There are 6.8 billion people on the planet. These are the 68 who matter.
Image: U.S. President Barack Obama (R) inspects a guard of honor along with Chinese President Hu Jintao
Forbes considers its ranking of Chinese President Hu Jintao as a surprise. It's probably not to 1.3 billion people.Feng Li / Getty Images file
/ Source: Forbes

There are 6.8 billion people on the planet. These are the 68 who matter.

We are fascinated by power. We stand in awe of those who apply it adroitly — and in fear of those who abuse it. We lust for power. Everyone would rather be a hammer than a nail.

Forbes.com list: The world's most powerful people

The people on this list were chosen because, in various ways, they bend the world to their will. They are heads of state, major religious figures, entrepreneurs and outlaws. Comparing the relative power of such a diverse group is slippery business. To do it, we defined power in four dimensions. First, we asked if a person has influence over a lot of people? For heads-of-state we looked at population, for religious figures we measured the size of their flocks, for CEOs we counted their employees and for media figures we considered the size of their audience.

Second, we checked to see if they have significant financial resources relative to their peers. This meant comparing GDP for political leaders, net worth for billionaires and their ranking on the Forbes Global 2000 for CEOs.
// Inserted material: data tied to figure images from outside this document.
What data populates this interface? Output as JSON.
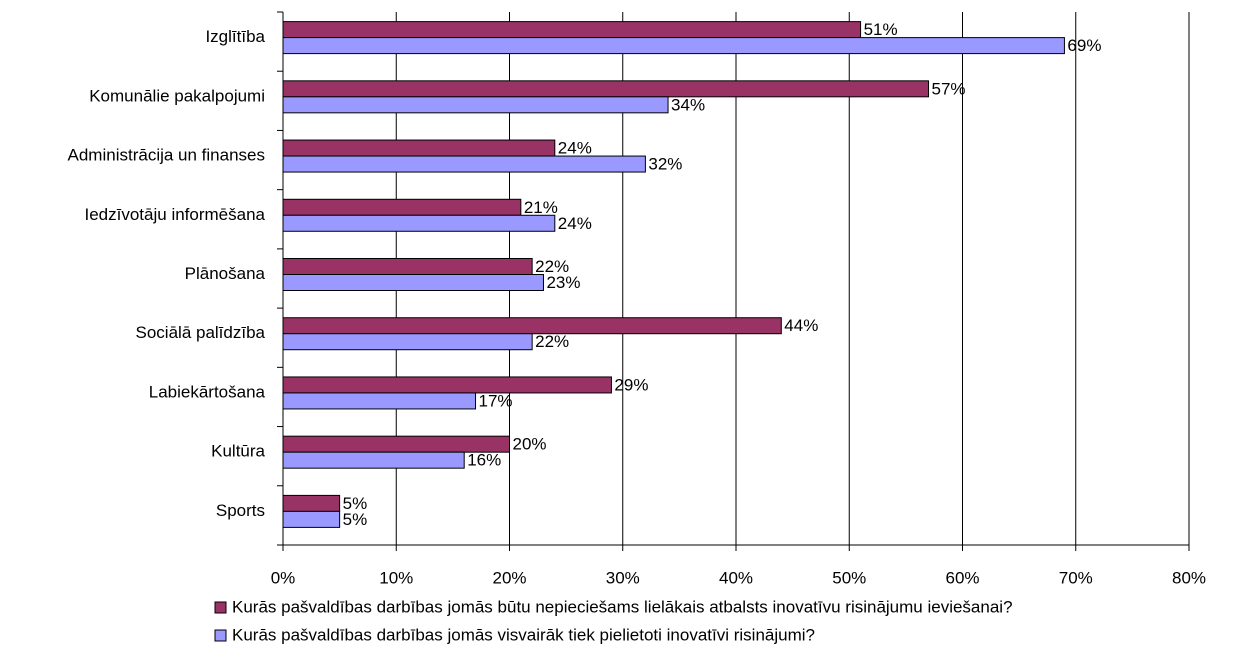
{
  "chart_data": {
    "type": "bar",
    "orientation": "horizontal",
    "categories": [
      "Izglītība",
      "Komunālie pakalpojumi",
      "Administrācija un finanses",
      "Iedzīvotāju informēšana",
      "Plānošana",
      "Sociālā palīdzība",
      "Labiekārtošana",
      "Kultūra",
      "Sports"
    ],
    "series": [
      {
        "name": "Kurās pašvaldības darbības jomās būtu nepieciešams lielākais atbalsts inovatīvu risinājumu ieviešanai?",
        "color": "#993366",
        "values": [
          51,
          57,
          24,
          21,
          22,
          44,
          29,
          20,
          5
        ],
        "value_labels": [
          "51%",
          "57%",
          "24%",
          "21%",
          "22%",
          "44%",
          "29%",
          "20%",
          "5%"
        ]
      },
      {
        "name": "Kurās pašvaldības darbības jomās visvairāk tiek pielietoti inovatīvi risinājumi?",
        "color": "#9999ff",
        "values": [
          69,
          34,
          32,
          24,
          23,
          22,
          17,
          16,
          5
        ],
        "value_labels": [
          "69%",
          "34%",
          "32%",
          "24%",
          "23%",
          "22%",
          "17%",
          "16%",
          "5%"
        ]
      }
    ],
    "xlim": [
      0,
      80
    ],
    "xticks": [
      {
        "value": 0,
        "label": "0%"
      },
      {
        "value": 10,
        "label": "10%"
      },
      {
        "value": 20,
        "label": "20%"
      },
      {
        "value": 30,
        "label": "30%"
      },
      {
        "value": 40,
        "label": "40%"
      },
      {
        "value": 50,
        "label": "50%"
      },
      {
        "value": 60,
        "label": "60%"
      },
      {
        "value": 70,
        "label": "70%"
      },
      {
        "value": 80,
        "label": "80%"
      }
    ],
    "grid": true,
    "legend": "bottom"
  }
}
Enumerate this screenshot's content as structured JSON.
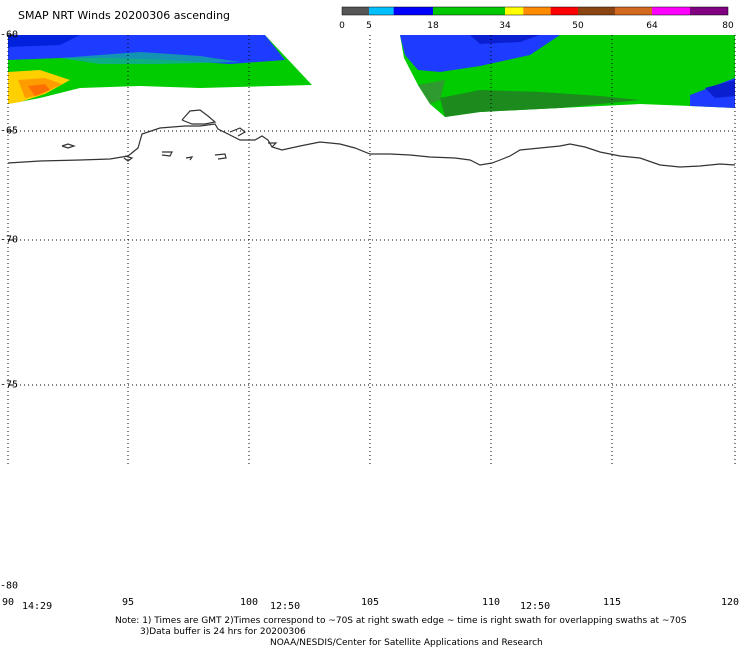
{
  "title": "SMAP NRT Winds 20200306 ascending",
  "colorbar": {
    "ticks": [
      "0",
      "5",
      "18",
      "34",
      "50",
      "64",
      "80"
    ],
    "segments": [
      {
        "from": 0,
        "to": 5,
        "color": "#555555"
      },
      {
        "from": 5,
        "to": 10,
        "color": "#00bfff"
      },
      {
        "from": 10,
        "to": 18,
        "color": "#0000ff"
      },
      {
        "from": 18,
        "to": 34,
        "color": "#00c800"
      },
      {
        "from": 34,
        "to": 38,
        "color": "#ffff00"
      },
      {
        "from": 38,
        "to": 44,
        "color": "#ff8c00"
      },
      {
        "from": 44,
        "to": 50,
        "color": "#ff0000"
      },
      {
        "from": 50,
        "to": 57,
        "color": "#8b4513"
      },
      {
        "from": 57,
        "to": 64,
        "color": "#d2691e"
      },
      {
        "from": 64,
        "to": 72,
        "color": "#ff00ff"
      },
      {
        "from": 72,
        "to": 80,
        "color": "#800080"
      }
    ]
  },
  "lat_labels": [
    "-60",
    "-65",
    "-70",
    "-75",
    "-80"
  ],
  "lon_labels": [
    "90",
    "95",
    "100",
    "105",
    "110",
    "115",
    "120"
  ],
  "swath_times": [
    "14:29",
    "12:50",
    "12:50"
  ],
  "notes": {
    "line1": "Note: 1) Times are GMT 2)Times correspond to ~70S at right swath edge ~ time is right swath for overlapping swaths at ~70S",
    "line2": "3)Data buffer is 24 hrs for 20200306",
    "line3": "NOAA/NESDIS/Center for Satellite Applications and Research"
  }
}
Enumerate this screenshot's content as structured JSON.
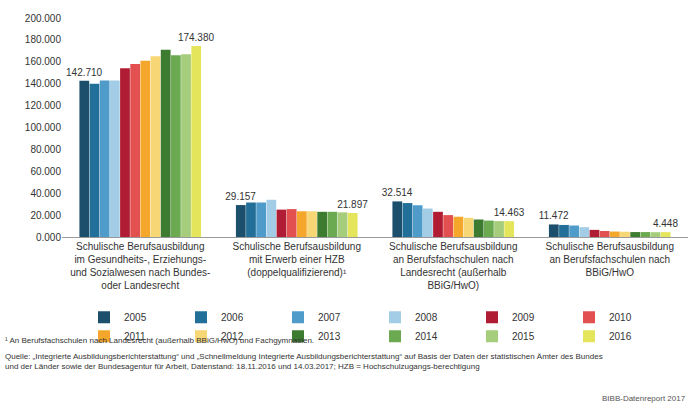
{
  "chart_data": {
    "type": "bar",
    "categories": [
      "Schulische Berufsausbildung im Gesundheits-, Erziehungs- und Sozialwesen nach Bundes- oder Landesrecht",
      "Schulische Berufsausbildung mit Erwerb einer HZB (doppelqualifizierend)¹",
      "Schulische Berufsausbildung an Berufsfachschulen nach Landesrecht (außerhalb BBiG/HwO)",
      "Schulische Berufsausbildung an Berufsfachschulen nach BBiG/HwO"
    ],
    "series": [
      {
        "name": "2005",
        "color": "#1b4f6b",
        "values": [
          142710,
          29157,
          32514,
          11472
        ],
        "value_labels": [
          "142.710",
          "29.157",
          "32.514",
          "11.472"
        ]
      },
      {
        "name": "2006",
        "color": "#22709a",
        "values": [
          140000,
          31500,
          31000,
          11000
        ]
      },
      {
        "name": "2007",
        "color": "#4f9ccb",
        "values": [
          143000,
          31500,
          29000,
          10500
        ]
      },
      {
        "name": "2008",
        "color": "#a3cde6",
        "values": [
          143000,
          34000,
          26000,
          9000
        ]
      },
      {
        "name": "2009",
        "color": "#b01c33",
        "values": [
          154000,
          25000,
          23000,
          6500
        ]
      },
      {
        "name": "2010",
        "color": "#e2514f",
        "values": [
          158000,
          25500,
          20000,
          5500
        ]
      },
      {
        "name": "2011",
        "color": "#f4a72a",
        "values": [
          161000,
          23500,
          18500,
          5000
        ]
      },
      {
        "name": "2012",
        "color": "#f6d675",
        "values": [
          165000,
          23500,
          17500,
          4800
        ]
      },
      {
        "name": "2013",
        "color": "#3d7b31",
        "values": [
          171000,
          23000,
          16000,
          4500
        ]
      },
      {
        "name": "2014",
        "color": "#6caa52",
        "values": [
          166000,
          23000,
          15000,
          4500
        ]
      },
      {
        "name": "2015",
        "color": "#a6cd7c",
        "values": [
          167000,
          22500,
          14500,
          4400
        ]
      },
      {
        "name": "2016",
        "color": "#e5e55c",
        "values": [
          174380,
          21897,
          14463,
          4448
        ],
        "value_labels": [
          "174.380",
          "21.897",
          "14.463",
          "4.448"
        ]
      }
    ],
    "ylim": [
      0,
      200000
    ],
    "yticks": [
      {
        "value": 0,
        "label": "0.000"
      },
      {
        "value": 20000,
        "label": "20.000"
      },
      {
        "value": 40000,
        "label": "40.000"
      },
      {
        "value": 60000,
        "label": "60.000"
      },
      {
        "value": 80000,
        "label": "80.000"
      },
      {
        "value": 100000,
        "label": "100.000"
      },
      {
        "value": 120000,
        "label": "120.000"
      },
      {
        "value": 140000,
        "label": "140.000"
      },
      {
        "value": 160000,
        "label": "160.000"
      },
      {
        "value": 180000,
        "label": "180.000"
      },
      {
        "value": 200000,
        "label": "200.000"
      }
    ],
    "grid": false,
    "legend": "bottom",
    "data_labels": true,
    "annotations": [
      "¹ An Berufsfachschulen nach Landesrecht (außerhalb BBiG/HwO) und Fachgymnasien.",
      "Quelle: „Integrierte Ausbildungsberichterstattung“ und „Schnellmeldung Integrierte Ausbildungsberichterstattung“ auf Basis der Daten der statistischen Ämter des Bundes und der Länder sowie der Bundesagentur für Arbeit, Datenstand: 18.11.2016 und 14.03.2017; HZB = Hochschulzugangs-berechtigung",
      "BIBB-Datenreport 2017"
    ]
  }
}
The Global 2000 lists the largest companies in the world based on a composite of market capitalization, assets, sales and profits.

Then we determined if they were powerful in multiple spheres, awarding bonus points for those who can project their power many ways. Silvio Berlusconi (No. 14), for instance, got a big boost for not only being the prime minister of Italy, but because he is also a billionaire media mogul who owns soccer team, AC Milan.

Finally we insisted that they actively wield their power. This eliminated some the richest people in the world, including Ingvar Kamprad, the billionaire founder of Ikea and the descendants of Wal-Mart founder Sam Walton.

We culled an initial suspect list of over 100 names to 75 and then asked seven Forbes editors to rank them in all four categories. Those ranks were averaged to produce the final list. Obviously our rankings are not intended to be definitive; they are meant to spark a conversation, even an argument or two.

They certainly produced some surprises. The editors picked Hu Jintao, the president of the People's Republic of China as the world's most powerful man, ahead of U.S. President Barack Obama (No. 2). Julian Assange (No. 68), the editor-in-chief of WikiLeaks, snuck onto the list in last place, while many traditional media types, including Mark Thompson, the Director-General of the BBC, fell off all together. In a clear sign of the times, Facebook founder Mark Zuckerberg (No. 40) ranked a full ten spots higher than Bill Keller (No. 50, the Executive Editor of the New York Times.

Power can be used for good or ill and three criminals made the list this year: al-Qaeda founder Osama bin Laden (No. 57), Joaquín Guzmán (No. 60), the billionaire drug trafficker who heads Mexico's Sinaloa Cartel and Dawood Ibrahim Kaskar (No. 63), who runs a vast criminal enterprise in India and who is thought to have a hand in the 2008 terror attacks on Mumbai which killed 174. These rankings are not meant to justify or glorify these odious men. They simply reflect reality.